We are also, to our knowledge, the first to report that there is no relationship between the consistency of physical activity and type 2 diabetes risk. On the other hand, our findings are in line with other papers showing that the total amount of physical activity is associated with type 2 diabetes [12,13,14]. Limitations of our study include, first, that the UK Biobank is not representative of the full UK population [15]. Second, while we followed an established method for time-based segmentation, different approaches for characterising ‘morning’, ‘afternoon’ and ‘evening’ times of the day might produce different results [1, 5]. Further, while we did adjust for baseline sociodemographics and behaviours, as well as stratifying our models by age, residual confounding based on socioeconomic status and amount or type of employment might affect the types of individuals that are able to exercise in the morning or afternoon and thus bias the reported associations.

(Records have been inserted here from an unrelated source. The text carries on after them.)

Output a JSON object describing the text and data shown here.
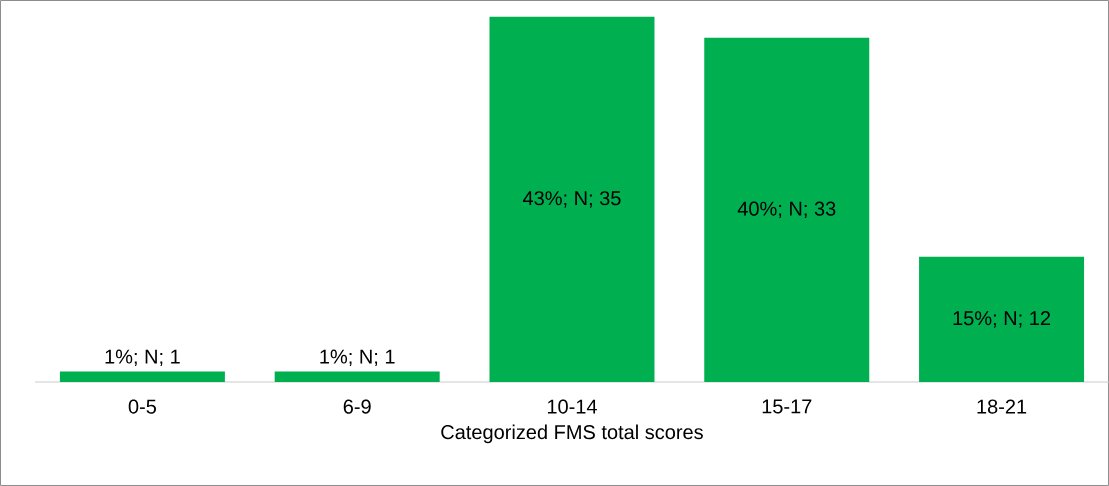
{
  "chart_data": {
    "type": "bar",
    "xlabel": "Categorized FMS total scores",
    "categories": [
      "0-5",
      "6-9",
      "10-14",
      "15-17",
      "18-21"
    ],
    "values": [
      1,
      1,
      35,
      33,
      12
    ],
    "value_labels": [
      "1%; N; 1",
      "1%; N; 1",
      "43%; N; 35",
      "40%; N; 33",
      "15%; N; 12"
    ],
    "color": "#00b050"
  }
}
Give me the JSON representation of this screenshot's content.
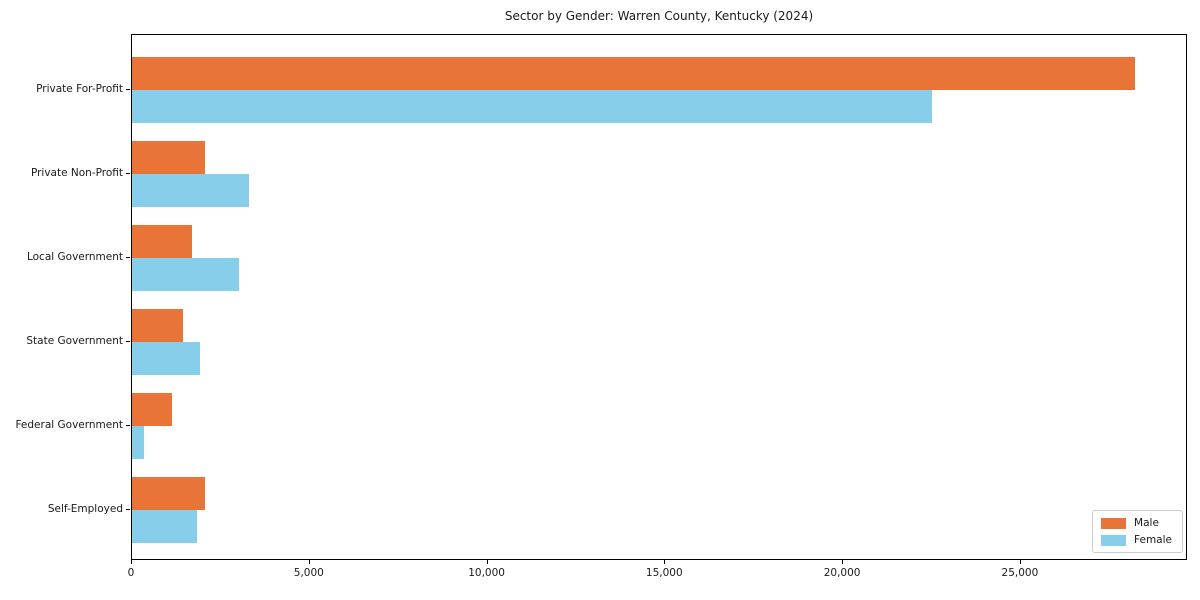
{
  "chart_data": {
    "type": "bar",
    "orientation": "horizontal",
    "title": "Sector by Gender: Warren County, Kentucky (2024)",
    "xlabel": "",
    "ylabel": "",
    "categories": [
      "Private For-Profit",
      "Private Non-Profit",
      "Local Government",
      "State Government",
      "Federal Government",
      "Self-Employed"
    ],
    "series": [
      {
        "name": "Male",
        "color": "#e97437",
        "values": [
          28200,
          2050,
          1700,
          1430,
          1120,
          2050
        ]
      },
      {
        "name": "Female",
        "color": "#87ceeb",
        "values": [
          22500,
          3300,
          3000,
          1900,
          340,
          1830
        ]
      }
    ],
    "xlim": [
      0,
      29700
    ],
    "xticks": [
      0,
      5000,
      10000,
      15000,
      20000,
      25000
    ],
    "xtick_labels": [
      "0",
      "5,000",
      "10,000",
      "15,000",
      "20,000",
      "25,000"
    ],
    "grid": false,
    "legend_position": "lower right"
  }
}
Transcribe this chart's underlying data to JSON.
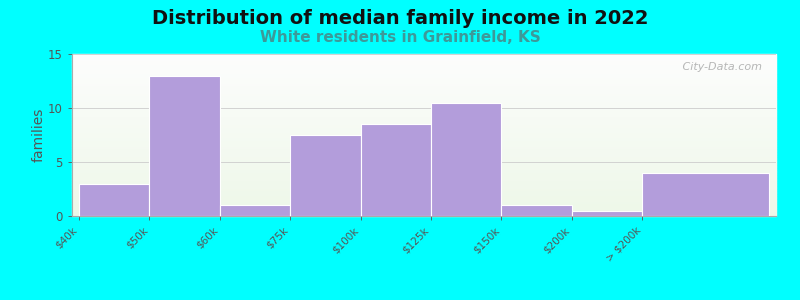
{
  "title": "Distribution of median family income in 2022",
  "subtitle": "White residents in Grainfield, KS",
  "subtitle_color": "#3d9999",
  "tick_labels": [
    "$40k",
    "$50k",
    "$60k",
    "$75k",
    "$100k",
    "$125k",
    "$150k",
    "$200k",
    "> $200k"
  ],
  "bar_lefts": [
    0,
    1,
    2,
    3,
    4,
    5,
    6,
    7,
    8
  ],
  "bar_widths": [
    1,
    1,
    1,
    1,
    1,
    1,
    1,
    1,
    1.8
  ],
  "bar_heights": [
    3,
    13,
    1,
    7.5,
    8.5,
    10.5,
    1,
    0.5,
    4
  ],
  "bar_color": "#b39ddb",
  "ylabel": "families",
  "ylim": [
    0,
    15
  ],
  "yticks": [
    0,
    5,
    10,
    15
  ],
  "background_color": "#00FFFF",
  "title_fontsize": 14,
  "subtitle_fontsize": 11,
  "ylabel_fontsize": 10,
  "watermark": " City-Data.com"
}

Medication is another key variable worth further exploration for its potential to modify the relationship between physical activity timing and type 2 diabetes and its complications. Taken together, our findings support that total physical activity but not its consistency over the week may be an important factor impacting type 2 diabetes risk. Timing of activity may play a role in mitigation of diabetes risk, but difference in risk between time of intervals is small.